In comparison, in the same year there were just 309,000 non-EU domiciled students on higher education courses in the UK.
The figures underline the remarkable growth and increasing significance of so-called “transnational education” (TNE) – where students study for a foreign qualification either in their home country or a third country.
The British Council analysis suggests that the number of students on UK TNE programmes has grown by at least 70 per cent in the last decade.
International students abroad are taking courses at UK university overseas branch campuses or at local universities and colleges that have entered into partnerships with British institutions. Often they study for one or two years outside of the UK and then come to Britain for one or two years to complete their degree. A growing number are also signed up on distance learning and online programmes.
The implications of this phenomenon are to be debated at the British Council’s Going Global international education conference in Hong Kong on March 11 and 12.
Martin Davidson, the British Council’s chief executive, said the explosion in demand for UK courses delivered overseas was a welcome development – but one that presented new challenges for UK universities and colleges:
“Transnational education provides greater flexibility and choice for students across the world who may not be able to afford to spend several years thousands of miles away from home.

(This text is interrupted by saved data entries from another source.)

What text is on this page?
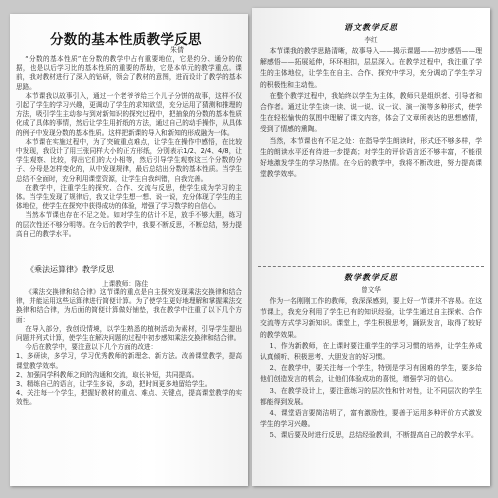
分数的基本性质教学反思
朱倩

“分数的基本性质”在分数的教学中占有重要地位，它是约分、通分的依据，也是以后学习比的基本性质的重要的帮助，它是本单元的教学重点。课前，我对教材进行了深入的钻研，领会了教材的意图，进而设计了教学的基本思路。

本节课我以故事引入，通过一个老爷爷给三个儿子分饼的故事，这样不仅引起了学生的学习兴趣，更调动了学生的求知欲望，充分运用了猜测和推理的方法，吸引学生主动参与到对新知识的探究过程中，把抽象的分数的基本性质化成了具体的事情，然后让学生用折纸的方法，通过自己的动手操作，从具体的例子中发现分数的基本性质。这样把新课的导入和新知的形成融为一体。

本节课在实施过程中，为了突破重点难点，让学生在操作中感悟，在比较中发现，我设计了用三张同样大小的正方形纸，分别表示1/2、2/4、4/8，让学生观察、比较，得出它们的大小相等，然后引导学生观察这三个分数的分子、分母是怎样变化的，从中发现规律，最后总结出分数的基本性质。当学生总结不全面时，充分利用课堂资源，让学生自我纠错，自我完善。

在教学中，注重学生的探究、合作、交流与反思，使学生成为学习的主体。当学生发现了规律后，我又让学生想一想、说一说，充分体现了学生的主体地位，使学生在探究中获得成功的体验，增强了学习数学的自信心。

当然本节课也存在不足之处。如对学生的估计不足，放手不够大胆，练习的层次性还不够分明等。在今后的教学中，我要不断反思，不断总结，努力提高自己的教学水平。

《乘法运算律》教学反思
上课教师：陈佳

《乘法交换律和结合律》这节课的重点是自主探究发现乘法交换律和结合律，并能运用这些运算律进行简便计算。为了使学生更好地理解和掌握乘法交换律和结合律，为后面的简便计算做好铺垫，我在教学中注重了以下几个方面：

在导入部分，我创设情境，以学生熟悉的植树活动为素材，引导学生提出问题并列式计算，使学生在解决问题的过程中初步感知乘法交换律和结合律。

今后在教学中，要注意以下几个方面的改进：

1、多研读，多学习，学习优秀教师的新理念、新方法。改善课堂教学，提高课堂教学效率。

2、加强同学科教师之间的沟通和交流，取长补短，共同提高。

3、精练自己的语言，让学生多说，多动，把时间更多地留给学生。

4、关注每一个学生，把握好教材的重点、难点、关键点，提高课堂教学的实效性。

语文教学反思
李红

本节课我的教学思路清晰，故事导入——揭示课题——初步感悟——理解感悟——拓展延伸，环环相扣，层层深入。在教学过程中，我注重了学生的主体地位，让学生在自主、合作、探究中学习，充分调动了学生学习的积极性和主动性。

在整个教学过程中，我始终以学生为主体，教师只是组织者、引导者和合作者。通过让学生读一读、说一说、议一议、演一演等多种形式，使学生在轻松愉快的氛围中理解了课文内容，体会了文章所表达的思想感情，受到了情感的熏陶。

当然，本节课也有不足之处：在指导学生朗读时，形式还不够多样，学生的朗读水平还有待进一步提高；对学生的评价语言还不够丰富，不能很好地激发学生的学习热情。在今后的教学中，我将不断改进，努力提高课堂教学效率。

数学教学反思
曾文华

作为一名刚刚工作的教师，我深深感到，要上好一节课并不容易。在这节课上，我充分利用了学生已有的知识经验，让学生通过自主探索、合作交流等方式学习新知识。课堂上，学生积极思考，踊跃发言，取得了较好的教学效果。

1、作为新教师，在上课时要注重学生的学习习惯的培养，让学生养成认真倾听、积极思考、大胆发言的好习惯。

2、在教学中，要关注每一个学生，特别是学习有困难的学生，要多给他们创造发言的机会，让他们体验成功的喜悦，增强学习的信心。

3、在教学设计上，要注意练习的层次性和针对性，让不同层次的学生都能得到发展。

4、课堂语言要简洁明了，富有激励性，要善于运用多种评价方式激发学生的学习兴趣。

5、课后要及时进行反思，总结经验教训，不断提高自己的教学水平。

“It clearly presents many opportunities for UK institutions, but it also brings competitive challenges as we are not the only players in the TNE market. Perhaps foremost among these challenges is that of maintaining the quality of courses and protecting the UK’s reputation for high quality education which is a key selling point for us.
“It will be important for universities and colleges working with the Quality Assurance Agency and other organisations to keep a close watch on the programmes to ensure standards are maintained at a level equivalent to that expected at home. This will be easier to achieve if institutions are very careful when choosing TNE partners and if they take care to establish truly collaborative partnerships rather than arms-length business arrangements.”
The importance of maintaining high quality has been highlighted by a survey of at least 120,000 prospective international students conducted by the British Council, which found that quality of education was the most important factor for them in deciding where to study.
The expansion in TNE has occurred at a time when the number of international students enrolled in the UK has also increased. Offering education closer to the homes of international students need not mean reducing numbers travelling to the UK, Mr Davidson added.
“Many students who have had good experiences on TNE programmes go on to study in the UK, whether at undergraduate or postgraduate level,” he said.